Search code examples
sql-serverssisetldata-warehousescd

SCD Inferred member duplicate entry


How to best handle this scenario:

  1. Category dimension table contains "Food" and "Drink" categories
  2. Fact record arrives with unknown category and creates inferred member "N/A" in Category dimension.
  3. We have a process in place to review inferred members, turns out that it was a typo and category for this fact record should have been "Food"

Possible actions:

Option A: go back to the source system and fix the category to match one of the existing categories. Next time ETL runs - it picks up existing category and updates the fact table. Getting a total of Food category includes that fact record when update is complete.

Option B: in the dimension table update the CategoryName field to "Food" and leave inferred member. Do not correct in the source system - in the reports group by CategoryName instead of the category key.

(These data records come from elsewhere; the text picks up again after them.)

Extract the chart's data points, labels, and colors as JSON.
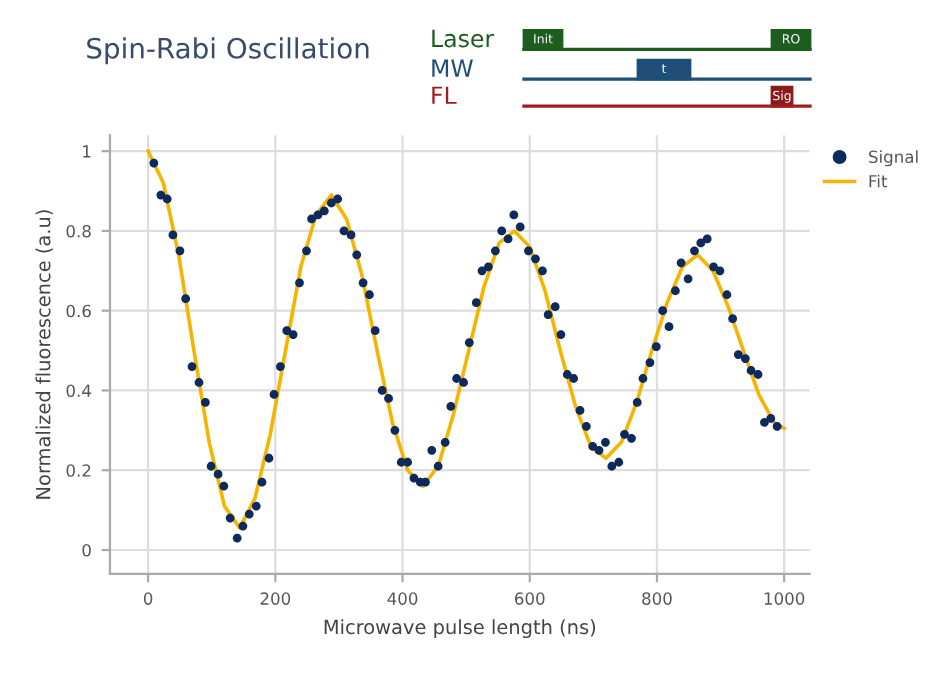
{
  "chart_data": {
    "type": "scatter",
    "title": "Spin-Rabi Oscillation",
    "xlabel": "Microwave pulse length (ns)",
    "ylabel": "Normalized fluorescence (a.u)",
    "annotations": [
      "Laser",
      "MW",
      "FL",
      "Init",
      "RO",
      "t",
      "Sig"
    ],
    "xlim": [
      -60,
      1040
    ],
    "ylim": [
      -0.06,
      1.04
    ],
    "xticks": [
      0,
      200,
      400,
      600,
      800,
      1000
    ],
    "yticks": [
      0,
      0.2,
      0.4,
      0.6,
      0.8,
      1
    ],
    "grid": true,
    "legend": "top right",
    "marker": "circle",
    "series": [
      {
        "name": "Signal",
        "color": "#0d2a5c",
        "x": [
          9,
          20,
          30,
          39,
          50,
          59,
          69,
          80,
          90,
          99,
          110,
          119,
          129,
          140,
          149,
          159,
          170,
          179,
          190,
          198,
          208,
          218,
          228,
          238,
          249,
          257,
          267,
          277,
          288,
          298,
          308,
          319,
          328,
          338,
          348,
          357,
          368,
          378,
          388,
          398,
          408,
          418,
          428,
          436,
          446,
          456,
          467,
          476,
          485,
          496,
          505,
          516,
          525,
          535,
          546,
          556,
          566,
          575,
          585,
          598,
          609,
          620,
          629,
          640,
          649,
          659,
          669,
          679,
          689,
          699,
          709,
          719,
          729,
          740,
          749,
          760,
          769,
          778,
          789,
          799,
          809,
          819,
          829,
          838,
          849,
          859,
          869,
          879,
          889,
          899,
          910,
          919,
          928,
          939,
          948,
          959,
          969,
          979,
          989
        ],
        "values": [
          0.97,
          0.89,
          0.88,
          0.79,
          0.75,
          0.63,
          0.46,
          0.42,
          0.37,
          0.21,
          0.19,
          0.16,
          0.08,
          0.03,
          0.06,
          0.09,
          0.11,
          0.17,
          0.23,
          0.39,
          0.46,
          0.55,
          0.54,
          0.67,
          0.75,
          0.83,
          0.84,
          0.85,
          0.87,
          0.88,
          0.8,
          0.79,
          0.74,
          0.67,
          0.64,
          0.55,
          0.4,
          0.38,
          0.3,
          0.22,
          0.22,
          0.18,
          0.17,
          0.17,
          0.25,
          0.21,
          0.27,
          0.36,
          0.43,
          0.42,
          0.52,
          0.62,
          0.7,
          0.71,
          0.75,
          0.8,
          0.78,
          0.84,
          0.81,
          0.75,
          0.73,
          0.7,
          0.59,
          0.61,
          0.54,
          0.44,
          0.43,
          0.35,
          0.31,
          0.26,
          0.25,
          0.27,
          0.21,
          0.22,
          0.29,
          0.28,
          0.37,
          0.43,
          0.47,
          0.51,
          0.6,
          0.56,
          0.65,
          0.72,
          0.68,
          0.75,
          0.77,
          0.78,
          0.71,
          0.7,
          0.64,
          0.58,
          0.49,
          0.48,
          0.45,
          0.44,
          0.32,
          0.33,
          0.31
        ]
      },
      {
        "name": "Fit",
        "type": "line",
        "color": "#f5b400",
        "marker": "none",
        "x": [
          0,
          24,
          48,
          72,
          96,
          120,
          144,
          168,
          192,
          216,
          240,
          264,
          288,
          312,
          336,
          360,
          384,
          408,
          432,
          456,
          480,
          504,
          528,
          552,
          576,
          600,
          624,
          648,
          672,
          696,
          720,
          744,
          768,
          792,
          816,
          840,
          864,
          888,
          912,
          936,
          960,
          984,
          1000
        ],
        "values": [
          1.0,
          0.92,
          0.74,
          0.5,
          0.27,
          0.11,
          0.055,
          0.13,
          0.29,
          0.5,
          0.71,
          0.84,
          0.89,
          0.83,
          0.69,
          0.5,
          0.32,
          0.2,
          0.16,
          0.21,
          0.34,
          0.5,
          0.66,
          0.77,
          0.8,
          0.76,
          0.65,
          0.5,
          0.36,
          0.26,
          0.23,
          0.27,
          0.37,
          0.5,
          0.62,
          0.71,
          0.74,
          0.7,
          0.61,
          0.5,
          0.39,
          0.32,
          0.305
        ]
      }
    ]
  }
}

If the correction in source system is not possible - what are my other options for handling this scenario?


Solution

  • Both, actually.

    Option A should be implemented. Because if there's a typo detected upstream, when possible, it should be fixed.

    However, Option B touches a very important point: Grouping of report data should be done on attributes, not keys. Regardless of having one or many "Food" entries, you should always group by category name, and not the category key. Think SCD Type II: if you group by key, then facts pertaining to different versions of the same dimension record will be grouped in different rows, which is not what we normally want.